Clock offically cleaned.

A stunning day today. In DC, pretty much on any given day, there is a panel discussion about some study with the usual suspects doing the discussing with alarming regularity. The results of the myriad of panel discussions is not startling and usually have enough error that both sides can still argue their case. And the day after these weekly panel discussion - nothing ever really happens. You could seriously get discussion panel poisoning in this city.

But today was different. The Alliance for Excellent Education sponsored a panel discussion of the 2006 PISA Results. It was sad as it was fascinating and OECD is offering some actual action items based upon observing the nations that are getting results. I strongly encourage people to read this – and act.

The Problem: the United States has slipped further down the ladder of expertise – we are now 25th in math and 21st in science.
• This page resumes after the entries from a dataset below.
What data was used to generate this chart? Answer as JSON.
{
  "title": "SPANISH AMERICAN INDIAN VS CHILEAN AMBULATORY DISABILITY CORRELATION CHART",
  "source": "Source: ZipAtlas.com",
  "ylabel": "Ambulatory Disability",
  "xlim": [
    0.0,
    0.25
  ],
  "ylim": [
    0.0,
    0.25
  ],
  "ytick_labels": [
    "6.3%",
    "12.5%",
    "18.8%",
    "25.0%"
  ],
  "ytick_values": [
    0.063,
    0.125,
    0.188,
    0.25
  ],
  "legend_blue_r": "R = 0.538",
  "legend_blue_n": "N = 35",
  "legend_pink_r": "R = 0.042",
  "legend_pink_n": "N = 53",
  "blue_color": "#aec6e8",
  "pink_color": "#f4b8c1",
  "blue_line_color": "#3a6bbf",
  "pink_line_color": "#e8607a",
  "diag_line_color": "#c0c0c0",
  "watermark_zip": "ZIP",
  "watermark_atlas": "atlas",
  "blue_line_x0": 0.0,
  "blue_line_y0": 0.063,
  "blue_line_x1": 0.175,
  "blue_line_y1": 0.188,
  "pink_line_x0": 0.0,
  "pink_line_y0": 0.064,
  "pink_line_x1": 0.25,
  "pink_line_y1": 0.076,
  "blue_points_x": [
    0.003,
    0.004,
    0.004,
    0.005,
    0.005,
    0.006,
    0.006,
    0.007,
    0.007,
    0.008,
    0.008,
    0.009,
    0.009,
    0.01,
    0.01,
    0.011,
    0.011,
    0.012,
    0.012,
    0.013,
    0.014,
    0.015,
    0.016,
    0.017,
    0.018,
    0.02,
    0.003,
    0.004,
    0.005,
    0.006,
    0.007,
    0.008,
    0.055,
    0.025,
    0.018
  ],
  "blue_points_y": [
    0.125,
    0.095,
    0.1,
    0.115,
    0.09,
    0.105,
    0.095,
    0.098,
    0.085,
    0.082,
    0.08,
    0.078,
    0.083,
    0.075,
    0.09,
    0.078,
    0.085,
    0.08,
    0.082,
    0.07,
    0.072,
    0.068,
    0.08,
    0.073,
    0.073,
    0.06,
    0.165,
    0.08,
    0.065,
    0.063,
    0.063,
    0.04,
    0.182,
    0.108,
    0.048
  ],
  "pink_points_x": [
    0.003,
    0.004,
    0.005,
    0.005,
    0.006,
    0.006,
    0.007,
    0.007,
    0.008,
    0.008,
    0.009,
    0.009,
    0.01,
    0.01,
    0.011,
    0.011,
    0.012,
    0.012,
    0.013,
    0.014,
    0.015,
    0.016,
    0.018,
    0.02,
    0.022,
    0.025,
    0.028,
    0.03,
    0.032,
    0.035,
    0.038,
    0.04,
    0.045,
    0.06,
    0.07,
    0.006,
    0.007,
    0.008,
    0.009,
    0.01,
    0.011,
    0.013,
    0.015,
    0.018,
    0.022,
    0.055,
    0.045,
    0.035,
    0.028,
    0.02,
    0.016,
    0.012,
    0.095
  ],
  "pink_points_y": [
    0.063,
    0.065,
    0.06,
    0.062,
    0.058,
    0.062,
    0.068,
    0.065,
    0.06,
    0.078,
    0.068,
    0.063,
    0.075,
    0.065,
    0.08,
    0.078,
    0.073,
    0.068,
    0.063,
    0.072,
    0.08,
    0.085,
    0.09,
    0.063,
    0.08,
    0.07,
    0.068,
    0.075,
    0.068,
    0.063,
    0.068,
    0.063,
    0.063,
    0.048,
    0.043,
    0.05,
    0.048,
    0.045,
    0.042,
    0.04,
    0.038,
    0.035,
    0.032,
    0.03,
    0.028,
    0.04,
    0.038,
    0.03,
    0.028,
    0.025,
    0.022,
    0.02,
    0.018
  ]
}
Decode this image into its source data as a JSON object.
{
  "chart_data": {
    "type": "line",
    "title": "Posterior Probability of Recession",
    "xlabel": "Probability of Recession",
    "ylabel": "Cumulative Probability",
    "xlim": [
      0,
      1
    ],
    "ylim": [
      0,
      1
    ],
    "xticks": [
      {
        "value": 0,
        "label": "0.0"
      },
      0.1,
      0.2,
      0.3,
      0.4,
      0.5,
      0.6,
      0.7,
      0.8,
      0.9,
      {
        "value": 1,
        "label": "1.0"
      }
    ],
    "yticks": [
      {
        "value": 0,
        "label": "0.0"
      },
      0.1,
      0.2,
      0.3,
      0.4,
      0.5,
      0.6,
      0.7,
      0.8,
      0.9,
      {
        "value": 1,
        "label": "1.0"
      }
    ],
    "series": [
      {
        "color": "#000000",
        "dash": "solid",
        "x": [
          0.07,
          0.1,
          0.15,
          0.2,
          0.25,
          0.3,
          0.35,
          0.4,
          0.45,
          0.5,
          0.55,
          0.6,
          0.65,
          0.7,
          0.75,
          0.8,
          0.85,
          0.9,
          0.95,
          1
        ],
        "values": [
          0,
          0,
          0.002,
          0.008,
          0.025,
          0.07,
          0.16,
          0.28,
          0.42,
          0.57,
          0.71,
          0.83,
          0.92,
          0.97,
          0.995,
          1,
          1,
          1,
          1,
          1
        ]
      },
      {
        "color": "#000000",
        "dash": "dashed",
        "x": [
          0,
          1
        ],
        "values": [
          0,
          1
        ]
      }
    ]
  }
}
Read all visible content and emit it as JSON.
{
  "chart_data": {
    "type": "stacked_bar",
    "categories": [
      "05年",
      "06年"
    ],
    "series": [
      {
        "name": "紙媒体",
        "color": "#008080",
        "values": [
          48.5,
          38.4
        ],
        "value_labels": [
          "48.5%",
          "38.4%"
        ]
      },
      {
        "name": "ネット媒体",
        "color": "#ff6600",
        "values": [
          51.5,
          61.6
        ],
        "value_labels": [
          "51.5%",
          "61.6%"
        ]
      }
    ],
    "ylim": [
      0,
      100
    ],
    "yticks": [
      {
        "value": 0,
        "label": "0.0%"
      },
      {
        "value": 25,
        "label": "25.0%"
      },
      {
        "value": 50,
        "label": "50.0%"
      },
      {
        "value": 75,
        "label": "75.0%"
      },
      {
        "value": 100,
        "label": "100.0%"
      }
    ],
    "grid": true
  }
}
They were quick to point out that we didn’t really get all that worse, just the rest of the world continues to improve while we stagnate.

When looking at the successful countries and their teachers, Andreas Schleicher from OECD said we need to have clear expectations of our teachers and schools, we need to have teachers that understand the expectations and work towards the goal and we need to have teachers who are motivated to perform at a higher level. Also, the performing nations had a much higher level of selectivity in their teaching profession which elevated the profession.

To recap what we keep saying: you cannot be selective unless you have a group to select from. Using a certification program that screens out over 50% of the candidates BEFORE they get to the classroom sure is a vast improvement over many of the education schools who accept all that apply. Principals cannot be selective in their math and science teachers when they only have one applicant.

We have a long way to go and while we sit around having numerous panel discussions with no activity, the rest of the world is collectively cleaning our clock. If their 15 year olds continue to be that much smarter than ours now, their 25 year olds will be dominating the economic world ten years from now.